Mandu-Teigtaschen mit pikanter Füllung schmecken am besten mit kontrastierenden Toppings. Diese mildern die Schärfe oder betonen die Säure des Kohls. Ein klassischer Dip ist eine leichte Mischung aus Reisessig und leichtem Rotwein. SojasauceEs lohnt sich auch, gelbe Danmuji-Rüben zu wählen, deren Süße und Biss perfekt mit der weichen Teigkonsistenz harmonieren. Servieren Sie das Gericht ruhig mit einem einfachen Beilagensalat. Salat Mit Öl beträufelte Frühlingszwiebeln oder Schnittlauch. Die Frische des Gemüses bildet einen wunderbaren Kontrast zum Gewicht der frittierten oder gedämpften Teigtaschen.

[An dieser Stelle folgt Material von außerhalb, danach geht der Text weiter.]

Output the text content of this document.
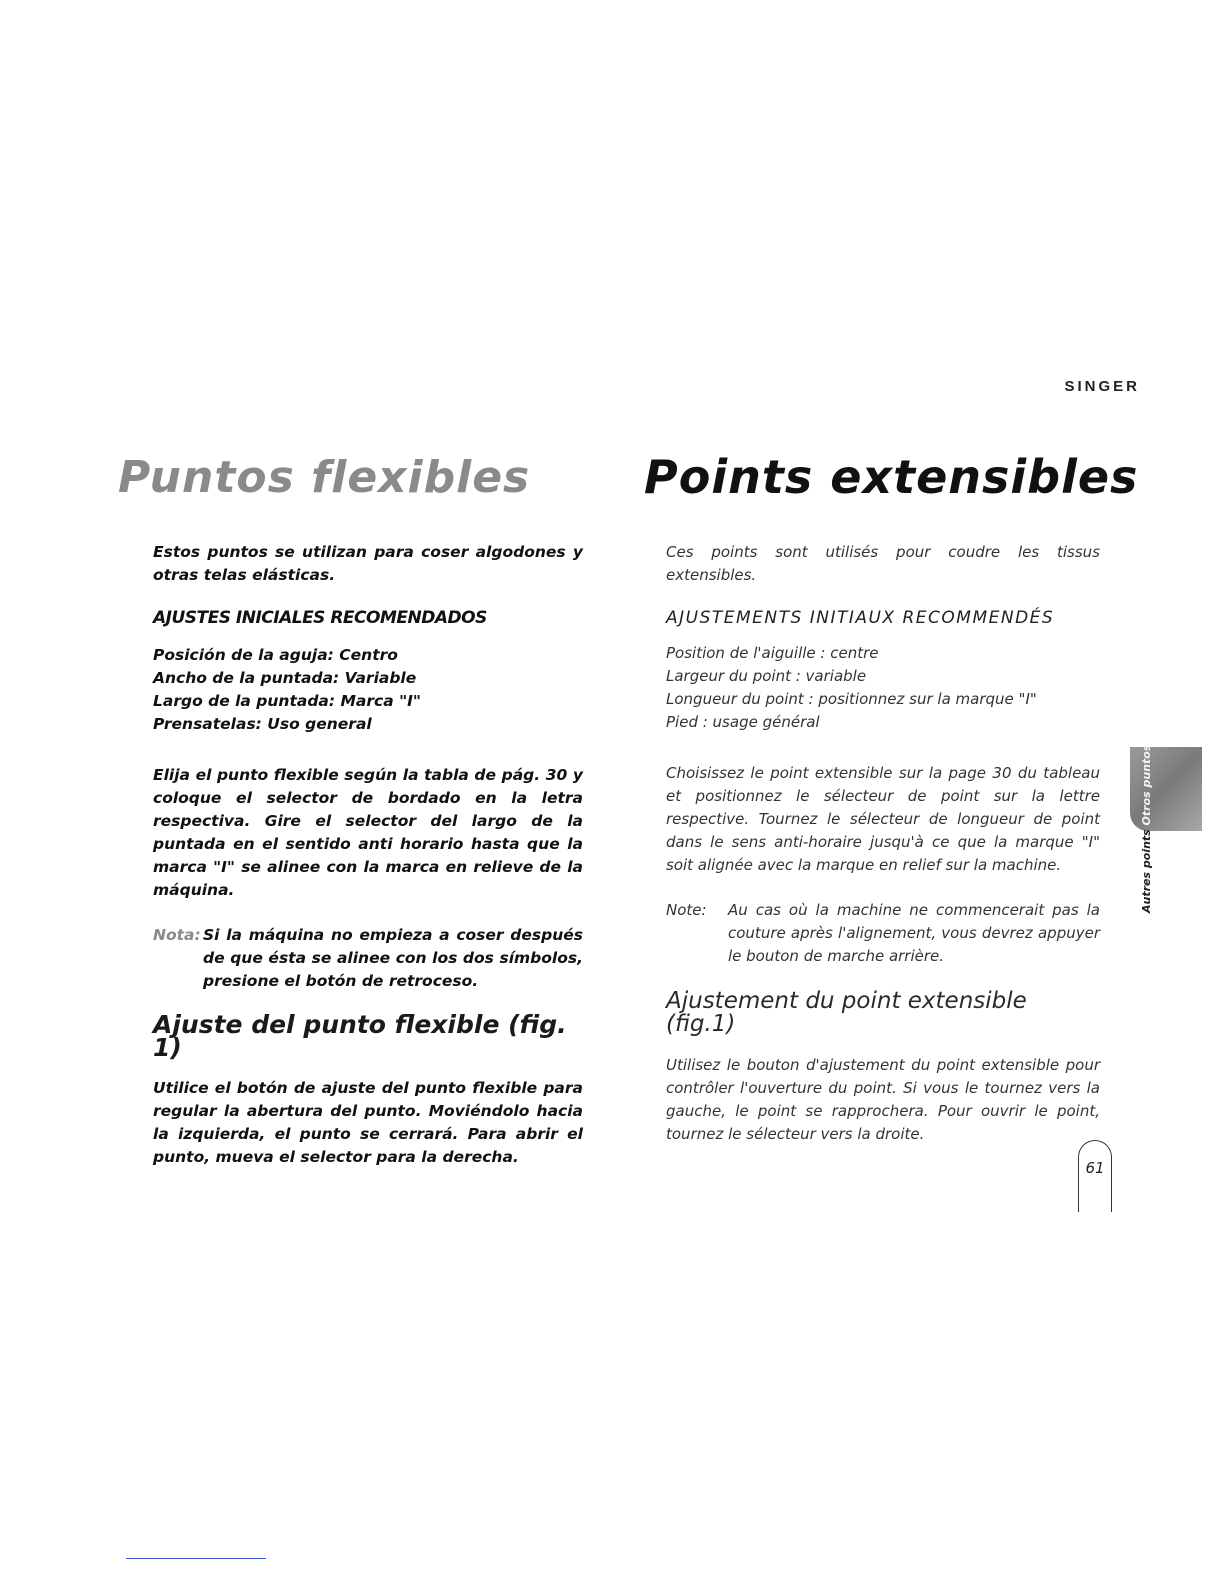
SINGER
Puntos flexibles Points extensibles

Estos puntos se utilizan para coser algodones y otras telas elásticas.

AJUSTES INICIALES RECOMENDADOS

Posición de la aguja: Centro

Ancho de la puntada: Variable

Largo de la puntada: Marca "I"

Prensatelas: Uso general

Elija el punto flexible según la tabla de pág. 30 y coloque el selector de bordado en la letra respectiva. Gire el selector del largo de la puntada en el sentido anti horario hasta que la marca "I" se alinee con la marca en relieve de la máquina.

Nota: Si la máquina no empieza a coser después de que ésta se alinee con los dos símbolos, presione el botón de retroceso.

Ajuste del punto flexible (fig. 1)

Utilice el botón de ajuste del punto flexible para regular la abertura del punto. Moviéndolo hacia la izquierda, el punto se cerrará. Para abrir el punto, mueva el selector para la derecha.

Ces points sont utilisés pour coudre les tissus extensibles.

AJUSTEMENTS INITIAUX RECOMMENDÉS

Position de l'aiguille : centre

Largeur du point : variable

Longueur du point : positionnez sur la marque "I"

Pied : usage général

Choisissez le point extensible sur la page 30 du tableau et positionnez le sélecteur de point sur la lettre respective. Tournez le sélecteur de longueur de point dans le sens anti-horaire jusqu'à ce que la marque "I" soit alignée avec la marque en relief sur la machine.

Note:	Au cas où la machine ne commencerait pas la couture après l'alignement, vous devrez appuyer le bouton de marche arrière.

Ajustement du point extensible (fig.1)

Utilisez le bouton d'ajustement du point extensible pour contrôler l'ouverture du point. Si vous le tournez vers la gauche, le point se rapprochera. Pour ouvrir le point, tournez le sélecteur vers la droite.

Autres points Otros puntos
61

Alles hängt von der Funktion der Sauce im Gericht ab, da sich beide Produkte in ihrer Dichte und ihrem Geschmacksprofil unterscheiden. Austernsauce Sie ist deutlich dickflüssiger, süßer und hat einen intensiven Umami-Geschmack. Sie eignet sich perfekt zum Glasieren von gebratenen Teigtaschen und sorgt für eine klebrige, glänzende Kruste. Wenn Sie jedoch einen flüssigen Dip für die Teigtaschen suchen, ist reine Austernsauce zu intensiv. In diesem Fall sollten Sie sie besser mit Wasser und einem Spritzer Essig verdünnen oder auf klassische Sojasauce zurückgreifen.
Absolut. Diese beiden Zutaten sind in der koreanischen Küche das sprichwörtliche i-Tüpfelchen und verleihen Gerichten einen raffinierten Abschluss. Ein paar Tropfen genügen. Sesamöl Als Zutat in einer Füllung oder direkt auf ein heißes Gericht gegeben, verströmt es ein intensives, nussiges Aroma. Diese Note hebt den Geschmack des fermentierten Kohls ungemein hervor. Geröstete Sesamsamen dienen ihrerseits nicht nur der Dekoration, sondern sorgen auch für eine interessante Textur. Die knackigen Samen bilden einen Kontrast zum weichen Teig und machen jeden Bissen zu einem besonderen Geschmackserlebnis.
Ja. Geformte Piroggen können flach auf Tabletts eingefroren und anschließend in Gefrierbeutel umgefüllt werden. Sie können direkt aus dem Gefrierschrank zubereitet werden, wobei sich die Garzeit um etwa 1–2 Minuten verlängert. Allerdings ist zu beachten, dass frisch zubereitete Piroggen die beste Konsistenz haben und der Teig nach dem Einfrieren etwas weicher sein kann.